Regards critiques et héritage : quelles leçons pour la politique migratoire actuelle ?
La loi sur l’immigration et la nationalité de 1965 demeure un repère dans les discussions publiques. Les chercheurs de l’INED et de l’IHTP continuent d’analyser ses conséquences, ses évolutions, ses limites. Sur le terrain, les politiques locales adaptent, interprètent, ou appliquent la loi selon les contextes. Certaines villes, appuyées par les associations, misent sur l’intégration ; d’autres privilégient le contrôle, ce qui accroît la précarité administrative chez les étrangers.
Les règles de la sécurité sociale et des prestations sociales sont régulièrement remises en question. Les débats sur l’accès aux droits pour les immigrés révèlent la tension constante entre les principes républicains d’égalité et le recours à des statuts d’exception. Les syndicats, en première ligne, défendent l’universalité des droits face au risque d’une différenciation qui pourrait ouvrir la voie à de nouvelles discriminations.
Trois tendances ressortent des analyses récentes :
- Les associations d’aide aux migrants constatent une multiplication des obstacles administratifs.

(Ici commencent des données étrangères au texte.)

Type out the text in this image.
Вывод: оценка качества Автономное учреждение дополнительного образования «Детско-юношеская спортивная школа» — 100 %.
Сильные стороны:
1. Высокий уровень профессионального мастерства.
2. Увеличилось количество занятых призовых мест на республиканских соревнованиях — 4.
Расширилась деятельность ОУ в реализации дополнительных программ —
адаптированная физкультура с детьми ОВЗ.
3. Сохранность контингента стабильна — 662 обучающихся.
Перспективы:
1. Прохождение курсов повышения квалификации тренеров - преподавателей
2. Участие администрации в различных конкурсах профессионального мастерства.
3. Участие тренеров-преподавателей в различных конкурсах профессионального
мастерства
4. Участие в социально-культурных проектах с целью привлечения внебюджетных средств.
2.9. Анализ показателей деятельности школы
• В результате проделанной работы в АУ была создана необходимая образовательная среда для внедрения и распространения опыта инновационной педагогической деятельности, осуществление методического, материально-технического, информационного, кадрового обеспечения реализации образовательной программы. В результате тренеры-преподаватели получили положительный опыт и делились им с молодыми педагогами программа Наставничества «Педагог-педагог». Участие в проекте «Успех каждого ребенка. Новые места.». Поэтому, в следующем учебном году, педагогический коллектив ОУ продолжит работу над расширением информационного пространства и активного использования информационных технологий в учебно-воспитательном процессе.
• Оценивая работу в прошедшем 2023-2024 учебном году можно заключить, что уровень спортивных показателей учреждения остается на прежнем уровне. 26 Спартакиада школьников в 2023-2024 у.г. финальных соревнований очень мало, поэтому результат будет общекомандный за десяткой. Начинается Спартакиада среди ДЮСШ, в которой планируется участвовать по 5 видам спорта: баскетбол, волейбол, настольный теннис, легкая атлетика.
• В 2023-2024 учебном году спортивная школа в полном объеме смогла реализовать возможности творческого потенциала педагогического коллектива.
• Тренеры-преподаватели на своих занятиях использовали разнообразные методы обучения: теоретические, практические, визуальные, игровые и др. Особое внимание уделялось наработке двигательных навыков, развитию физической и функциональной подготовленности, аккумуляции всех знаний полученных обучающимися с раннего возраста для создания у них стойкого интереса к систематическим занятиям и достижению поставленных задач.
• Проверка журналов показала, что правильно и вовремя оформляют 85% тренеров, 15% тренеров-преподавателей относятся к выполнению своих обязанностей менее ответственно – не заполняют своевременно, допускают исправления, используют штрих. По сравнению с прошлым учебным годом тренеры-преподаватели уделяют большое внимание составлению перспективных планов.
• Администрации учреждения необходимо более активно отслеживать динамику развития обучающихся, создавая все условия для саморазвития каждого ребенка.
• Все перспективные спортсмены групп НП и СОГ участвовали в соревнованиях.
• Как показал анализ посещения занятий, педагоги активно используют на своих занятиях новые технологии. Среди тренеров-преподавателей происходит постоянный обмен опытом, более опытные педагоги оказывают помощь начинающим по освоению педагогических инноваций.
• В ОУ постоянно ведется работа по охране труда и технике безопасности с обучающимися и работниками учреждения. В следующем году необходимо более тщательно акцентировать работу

- Les études de l’INED montrent que la stabilité du séjour favorise l’intégration dans la société d’accueil.
- L’IHTP met en lumière, à travers ses enquêtes, la diversité des interprétations et des adaptations de la loi par les acteurs locaux.
La France, forte d’une longue histoire faite d’accueil et de méfiance envers l’étranger, n’a pas tranché entre ouverture et fermeture. Les pratiques varient selon les préfectures, les collectivités, ou le dynamisme associatif, dessinant une mosaïque de situations bien éloignée de l’image d’une politique unique et uniforme. L’héritage de la loi de 1965 se lit dans ces ajustements successifs, dans les débats qui agitent encore l’asile, le droit du sol et la reconnaissance de la dignité des personnes migrantes. Aujourd’hui, c’est à la lumière de ce passé que s’écrit la suite, et personne ne peut prédire de quel côté la balance penchera demain.